Templeton Lecture Series

The Honorable John T. Noonan
US Court of Appeals for the Ninth Circuit

Date: March 22, 2001
Location: Gasson 305

EVENT RECAP

On March 22, 2001, the Boisi Center welcomed church-state scholar and Appeals Court Judge John T. Noonan, Jr. as the third speaker in the Templeton Lecture series. Noonan offered remarks from his latest book, The Lustre of Our Country, on "why religious freedom is foundational for country and church."

Noonan argued that religious freedom remains the most basic freedom for believers and citizens alike, asserting that only religious liberty entails claims to authority that transcends the state, making it more fundamental than freedoms of speech or commerce. He noted that religious beliefs provide values that guide actions that are not always the values the governing elite favors-citing the abolition of slavery in the U.S., led by New England ministers who claimed that slavery was a "natural sin" that must be abolished.
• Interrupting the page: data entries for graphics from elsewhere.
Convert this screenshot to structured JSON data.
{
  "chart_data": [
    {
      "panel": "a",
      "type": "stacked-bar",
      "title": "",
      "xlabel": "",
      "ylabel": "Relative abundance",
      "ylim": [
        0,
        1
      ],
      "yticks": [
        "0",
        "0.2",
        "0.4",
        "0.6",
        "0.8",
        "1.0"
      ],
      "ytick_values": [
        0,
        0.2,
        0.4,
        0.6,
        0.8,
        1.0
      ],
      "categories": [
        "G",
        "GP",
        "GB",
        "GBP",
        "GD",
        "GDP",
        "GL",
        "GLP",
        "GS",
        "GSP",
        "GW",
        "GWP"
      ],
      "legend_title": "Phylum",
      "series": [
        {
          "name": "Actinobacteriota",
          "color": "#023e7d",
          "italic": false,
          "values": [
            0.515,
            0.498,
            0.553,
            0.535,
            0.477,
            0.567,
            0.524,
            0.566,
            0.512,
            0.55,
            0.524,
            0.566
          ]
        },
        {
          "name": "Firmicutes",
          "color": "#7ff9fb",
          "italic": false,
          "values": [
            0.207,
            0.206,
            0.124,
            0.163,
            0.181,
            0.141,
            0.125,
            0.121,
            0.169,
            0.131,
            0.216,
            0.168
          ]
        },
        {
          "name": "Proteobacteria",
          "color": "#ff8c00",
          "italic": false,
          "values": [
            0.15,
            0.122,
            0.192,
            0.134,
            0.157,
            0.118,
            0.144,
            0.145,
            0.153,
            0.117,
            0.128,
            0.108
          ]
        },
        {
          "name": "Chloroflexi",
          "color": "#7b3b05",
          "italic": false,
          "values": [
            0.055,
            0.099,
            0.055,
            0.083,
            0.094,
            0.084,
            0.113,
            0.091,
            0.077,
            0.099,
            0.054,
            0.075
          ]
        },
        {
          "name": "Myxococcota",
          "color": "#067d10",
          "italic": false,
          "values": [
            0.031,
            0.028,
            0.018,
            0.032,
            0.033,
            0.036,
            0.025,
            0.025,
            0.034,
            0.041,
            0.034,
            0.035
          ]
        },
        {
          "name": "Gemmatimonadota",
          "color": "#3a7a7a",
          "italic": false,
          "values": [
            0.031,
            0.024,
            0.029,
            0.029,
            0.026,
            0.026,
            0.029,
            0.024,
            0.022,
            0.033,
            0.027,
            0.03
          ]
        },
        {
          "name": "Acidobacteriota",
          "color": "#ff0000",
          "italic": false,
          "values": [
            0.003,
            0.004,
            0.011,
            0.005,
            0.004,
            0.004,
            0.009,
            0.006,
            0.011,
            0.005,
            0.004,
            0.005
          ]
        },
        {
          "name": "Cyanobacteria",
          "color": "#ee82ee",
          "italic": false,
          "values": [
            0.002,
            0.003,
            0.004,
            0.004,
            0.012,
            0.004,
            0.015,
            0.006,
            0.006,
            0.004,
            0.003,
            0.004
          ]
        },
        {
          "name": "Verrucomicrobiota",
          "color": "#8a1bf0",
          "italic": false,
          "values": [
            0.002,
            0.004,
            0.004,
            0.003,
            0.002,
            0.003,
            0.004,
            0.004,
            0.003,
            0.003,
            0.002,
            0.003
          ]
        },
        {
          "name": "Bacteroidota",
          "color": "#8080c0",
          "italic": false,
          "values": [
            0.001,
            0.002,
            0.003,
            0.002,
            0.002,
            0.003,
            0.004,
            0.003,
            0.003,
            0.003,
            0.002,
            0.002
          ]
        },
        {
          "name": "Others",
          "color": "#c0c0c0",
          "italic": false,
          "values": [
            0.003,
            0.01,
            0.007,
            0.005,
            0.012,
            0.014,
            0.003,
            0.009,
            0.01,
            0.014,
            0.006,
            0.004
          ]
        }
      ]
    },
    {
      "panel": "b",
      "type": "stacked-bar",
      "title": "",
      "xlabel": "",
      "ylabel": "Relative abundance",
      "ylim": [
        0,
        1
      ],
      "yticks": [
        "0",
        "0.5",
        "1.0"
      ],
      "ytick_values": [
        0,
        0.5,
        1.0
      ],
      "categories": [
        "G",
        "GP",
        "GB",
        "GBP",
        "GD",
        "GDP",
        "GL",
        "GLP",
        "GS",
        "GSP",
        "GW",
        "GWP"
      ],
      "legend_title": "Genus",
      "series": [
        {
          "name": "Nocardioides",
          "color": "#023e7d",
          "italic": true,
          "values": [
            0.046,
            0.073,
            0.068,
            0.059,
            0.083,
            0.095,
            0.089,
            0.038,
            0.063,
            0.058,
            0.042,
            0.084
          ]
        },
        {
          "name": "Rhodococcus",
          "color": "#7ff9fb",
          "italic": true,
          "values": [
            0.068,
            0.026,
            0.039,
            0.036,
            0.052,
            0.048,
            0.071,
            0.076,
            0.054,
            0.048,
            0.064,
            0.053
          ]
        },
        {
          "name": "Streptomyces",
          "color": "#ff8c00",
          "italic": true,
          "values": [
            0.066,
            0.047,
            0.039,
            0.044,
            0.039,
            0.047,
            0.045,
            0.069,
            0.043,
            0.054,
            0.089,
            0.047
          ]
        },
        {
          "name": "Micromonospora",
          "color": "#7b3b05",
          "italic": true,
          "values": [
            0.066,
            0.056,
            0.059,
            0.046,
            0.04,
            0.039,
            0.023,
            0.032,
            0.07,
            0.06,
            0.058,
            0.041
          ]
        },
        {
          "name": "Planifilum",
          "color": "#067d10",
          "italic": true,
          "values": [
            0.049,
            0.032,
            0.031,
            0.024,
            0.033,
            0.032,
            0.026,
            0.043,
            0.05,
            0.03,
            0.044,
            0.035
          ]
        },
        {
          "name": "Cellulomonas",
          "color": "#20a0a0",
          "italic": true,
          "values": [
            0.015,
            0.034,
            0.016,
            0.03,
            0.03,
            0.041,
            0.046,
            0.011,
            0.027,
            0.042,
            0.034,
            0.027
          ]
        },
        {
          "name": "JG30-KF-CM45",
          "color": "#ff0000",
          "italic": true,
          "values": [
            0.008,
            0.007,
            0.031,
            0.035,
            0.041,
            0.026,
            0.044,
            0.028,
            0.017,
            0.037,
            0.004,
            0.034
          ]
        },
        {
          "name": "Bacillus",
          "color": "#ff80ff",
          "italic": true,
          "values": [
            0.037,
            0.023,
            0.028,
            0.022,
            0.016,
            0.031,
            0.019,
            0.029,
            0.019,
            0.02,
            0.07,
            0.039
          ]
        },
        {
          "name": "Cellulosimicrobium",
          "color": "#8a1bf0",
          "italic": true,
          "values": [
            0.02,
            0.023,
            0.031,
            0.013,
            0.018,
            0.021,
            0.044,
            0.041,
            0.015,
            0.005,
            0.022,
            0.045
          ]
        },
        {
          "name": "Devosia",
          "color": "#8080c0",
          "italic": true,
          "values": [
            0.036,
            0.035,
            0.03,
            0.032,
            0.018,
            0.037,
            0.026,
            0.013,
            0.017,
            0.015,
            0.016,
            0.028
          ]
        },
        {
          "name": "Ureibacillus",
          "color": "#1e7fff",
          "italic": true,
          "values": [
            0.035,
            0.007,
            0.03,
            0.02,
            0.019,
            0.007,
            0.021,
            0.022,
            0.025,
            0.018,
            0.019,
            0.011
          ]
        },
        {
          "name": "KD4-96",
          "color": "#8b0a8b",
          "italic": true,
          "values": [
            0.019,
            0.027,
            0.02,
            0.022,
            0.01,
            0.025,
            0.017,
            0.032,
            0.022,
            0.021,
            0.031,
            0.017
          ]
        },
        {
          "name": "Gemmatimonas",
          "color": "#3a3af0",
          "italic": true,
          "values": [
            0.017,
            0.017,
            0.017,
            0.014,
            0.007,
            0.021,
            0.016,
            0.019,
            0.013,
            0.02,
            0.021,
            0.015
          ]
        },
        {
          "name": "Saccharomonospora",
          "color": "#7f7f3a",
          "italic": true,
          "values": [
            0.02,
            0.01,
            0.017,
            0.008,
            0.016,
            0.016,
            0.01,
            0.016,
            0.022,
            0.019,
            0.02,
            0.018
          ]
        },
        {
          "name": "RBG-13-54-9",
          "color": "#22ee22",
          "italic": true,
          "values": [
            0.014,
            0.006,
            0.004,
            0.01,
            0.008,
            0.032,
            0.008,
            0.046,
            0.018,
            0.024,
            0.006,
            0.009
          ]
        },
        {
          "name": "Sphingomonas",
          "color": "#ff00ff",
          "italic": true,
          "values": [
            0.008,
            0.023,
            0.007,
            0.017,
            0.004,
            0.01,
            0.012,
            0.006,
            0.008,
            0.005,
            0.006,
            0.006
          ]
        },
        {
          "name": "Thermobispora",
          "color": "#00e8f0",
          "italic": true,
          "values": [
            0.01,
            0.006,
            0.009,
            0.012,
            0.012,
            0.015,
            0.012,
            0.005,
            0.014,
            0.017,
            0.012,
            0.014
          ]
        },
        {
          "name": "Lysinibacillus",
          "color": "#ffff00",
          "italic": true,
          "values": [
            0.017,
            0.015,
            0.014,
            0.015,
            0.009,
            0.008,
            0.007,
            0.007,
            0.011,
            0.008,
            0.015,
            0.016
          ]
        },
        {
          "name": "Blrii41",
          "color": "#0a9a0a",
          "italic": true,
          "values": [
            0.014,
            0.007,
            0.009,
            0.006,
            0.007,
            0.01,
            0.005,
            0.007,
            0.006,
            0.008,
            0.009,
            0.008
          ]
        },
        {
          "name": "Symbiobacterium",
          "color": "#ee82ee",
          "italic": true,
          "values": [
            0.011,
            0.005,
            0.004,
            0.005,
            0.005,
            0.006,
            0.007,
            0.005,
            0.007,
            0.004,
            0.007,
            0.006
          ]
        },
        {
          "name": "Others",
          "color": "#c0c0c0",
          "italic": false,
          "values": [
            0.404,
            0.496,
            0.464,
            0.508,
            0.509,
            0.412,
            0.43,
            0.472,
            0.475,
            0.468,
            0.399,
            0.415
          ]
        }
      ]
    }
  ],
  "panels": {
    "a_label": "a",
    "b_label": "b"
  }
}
Noonan outlined the views of James Madison and Voltaire in providing a history of religious liberty in distinct contexts. He recounted Madison’s role in enacting the First Amendment and his conception of religious liberty as a "great barrier" to government invasion into the realm of conscience. Noonan contrasted this Madisonian vision of religious freedom with the French Enlightenment approach, which, he argued, amounted to "open war on the Roman Catholic Church in a Voltairian spirit!”

Turning to the present, Noonan conceded that court cases are easier to win on the grounds of freedom of speech than on religious liberty grounds, yet insisted that "religion can provide values in a way that mere speech cannot." On the process of deciphering which religious claims deserve protection by law in the various cases he hears, Noonan remarked, "you get to complete religious freedom step by step, not absolutely.”

In response to a request from the audience, Noonan also provided an overview of theologian John Courtney Murray's legacy on helping facilitate the Catholic Church's embrace of religious liberty after centuries of religious persecution. Noonan echoed the Vatican II insight that "only in freedom will you find the truth," concluding that freedom of religion is essential not only for country but also for religious communities themselves.